One of the questions was: "Do you have Jews in your family?" A positive answer prompted the following conclusion: "Don't be upset. You are a complete nonentity. But people nonetheless adore you."
And Moscow's "Vechernaya Moskva" recently published an article blaming Roma for the country's rampant crime. "Being illiterate, they cannot set up a legal trade," the author argued. "So what's left? That's right: criminal goods, from which gypsies choose the most lucrative: drugs and 'live meat' -- prostitutes."
Nazar Mirzoda, a spokesman for the Tajik community in St. Petersburg, says racist remarks in the press do particular damage to migrant workers, the vast majority of whom perform unwanted jobs for a pittance.
"Some journalists and tabloids accuse migrants of all ills, they write lies about migrants violating everything and spreading diseases," complains Mirzoda. "That's not true. Migrants are not criminals and thieves, 70-80 percent of them work on construction sites, they are workers, simple people. But newspapers don't write about that, about the fact that countless square meters [of construction] in Russia were built by Tajik workers."

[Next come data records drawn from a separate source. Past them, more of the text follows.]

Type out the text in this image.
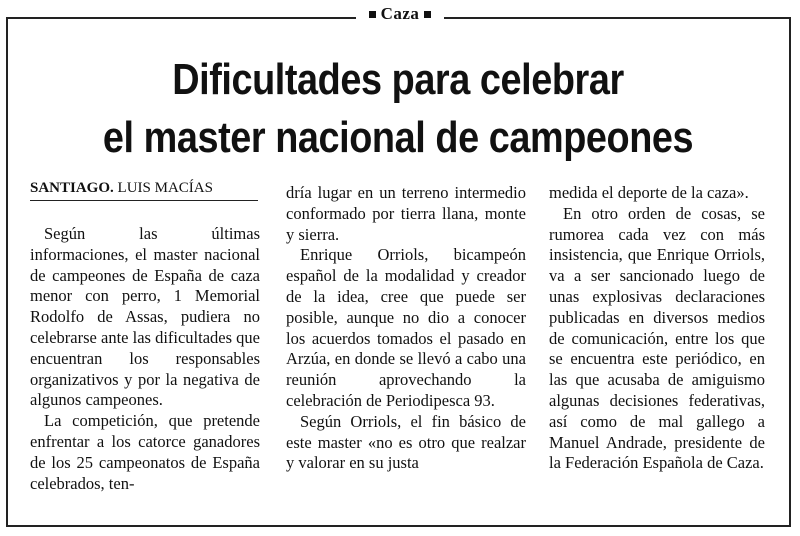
Caza
Dificultades para celebrar
el master nacional de campeones
SANTIAGO. LUIS MACÍAS

Según las últimas informaciones, el master nacional de campeones de España de caza menor con perro, 1 Memorial Rodolfo de Assas, pudiera no celebrarse ante las dificultades que encuentran los responsables organizativos y por la negativa de algunos campeones.

La competición, que pretende enfrentar a los catorce ganadores de los 25 campeonatos de España celebrados, ten-

dría lugar en un terreno intermedio conformado por tierra llana, monte y sierra.

Enrique Orriols, bicampeón español de la modalidad y creador de la idea, cree que puede ser posible, aunque no dio a conocer los acuerdos tomados el pasado en Arzúa, en donde se llevó a cabo una reunión aprovechando la celebración de Periodipesca 93.

Según Orriols, el fin básico de este master «no es otro que realzar y valorar en su justa

medida el deporte de la caza».

En otro orden de cosas, se rumorea cada vez con más insistencia, que Enrique Orriols, va a ser sancionado luego de unas explosivas declaraciones publicadas en diversos medios de comunicación, entre los que se encuentra este periódico, en las que acusaba de amiguismo algunas decisiones federativas, así como de mal gallego a Manuel Andrade, presidente de la Federación Española de Caza.
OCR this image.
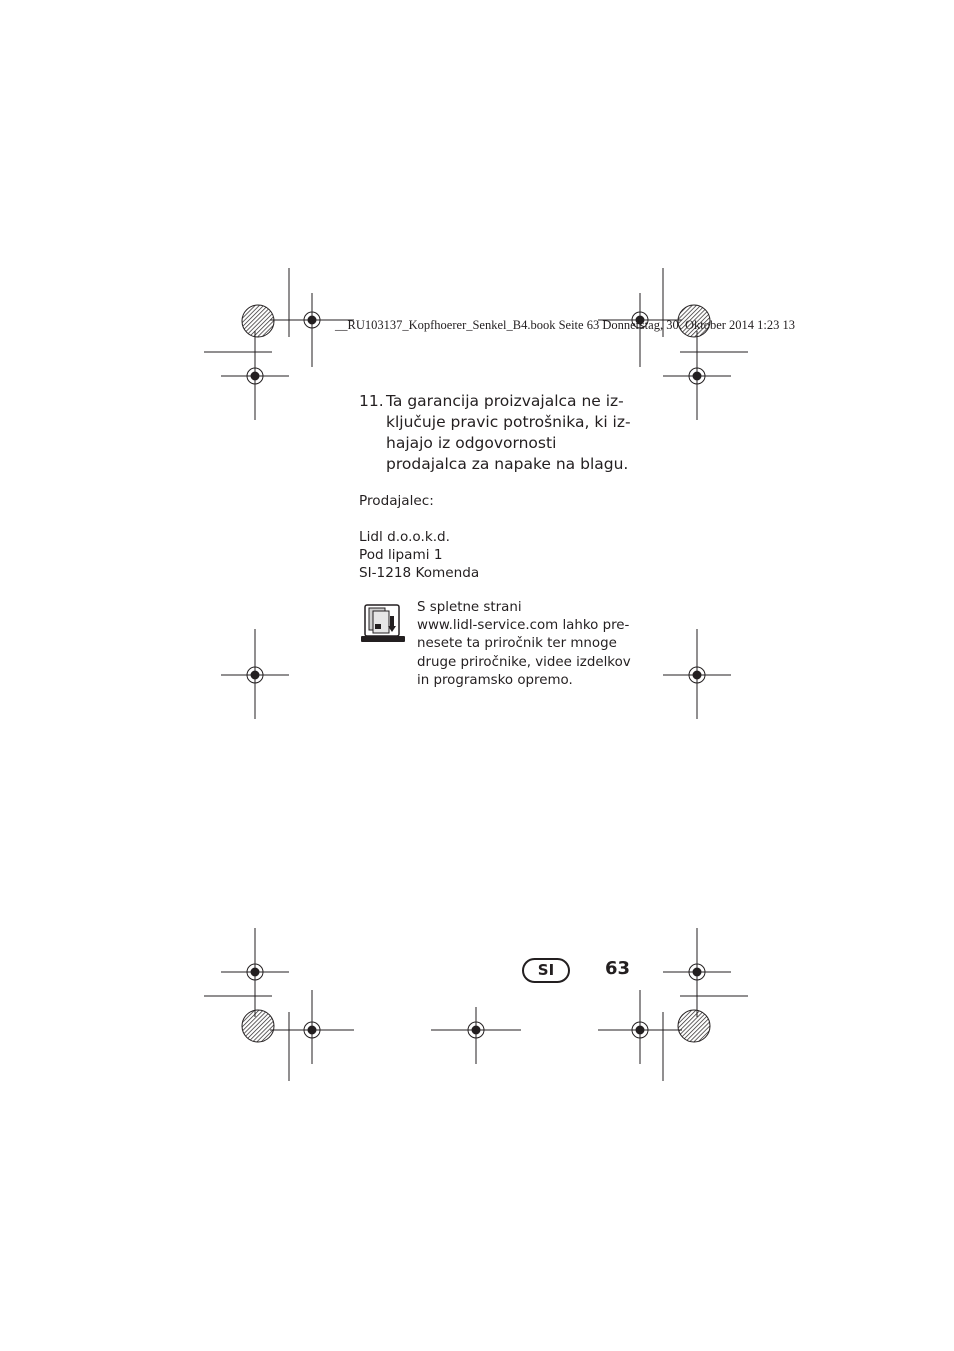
__RU103137_Kopfhoerer_Senkel_B4.book Seite 63 Donnerstag, 30. Oktober 2014 1:23 13
11. Ta garancija proizvajalca ne iz-
ključuje pravic potrošnika, ki iz-
hajajo iz odgovornosti
prodajalca za napake na blagu.
Prodajalec:
Lidl d.o.o.k.d.
Pod lipami 1
SI-1218 Komenda
S spletne strani
www.lidl-service.com lahko pre-
nesete ta priročnik ter mnoge
druge priročnike, videe izdelkov
in programsko opremo.
SI	63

Russian lawmakers have yet to vote on a bill introduced last year in the State Duma that would ban media from mentioning the citizenship of victims and perpetrators when reporting on a crime.
The draft law has received a mixed response from ethnic minorities and rights campaigners. While many support it, others like Kozhevnikova point out that journalists will be able to bypass the law by using broader derogatory terms such as "blacks" and "southerners."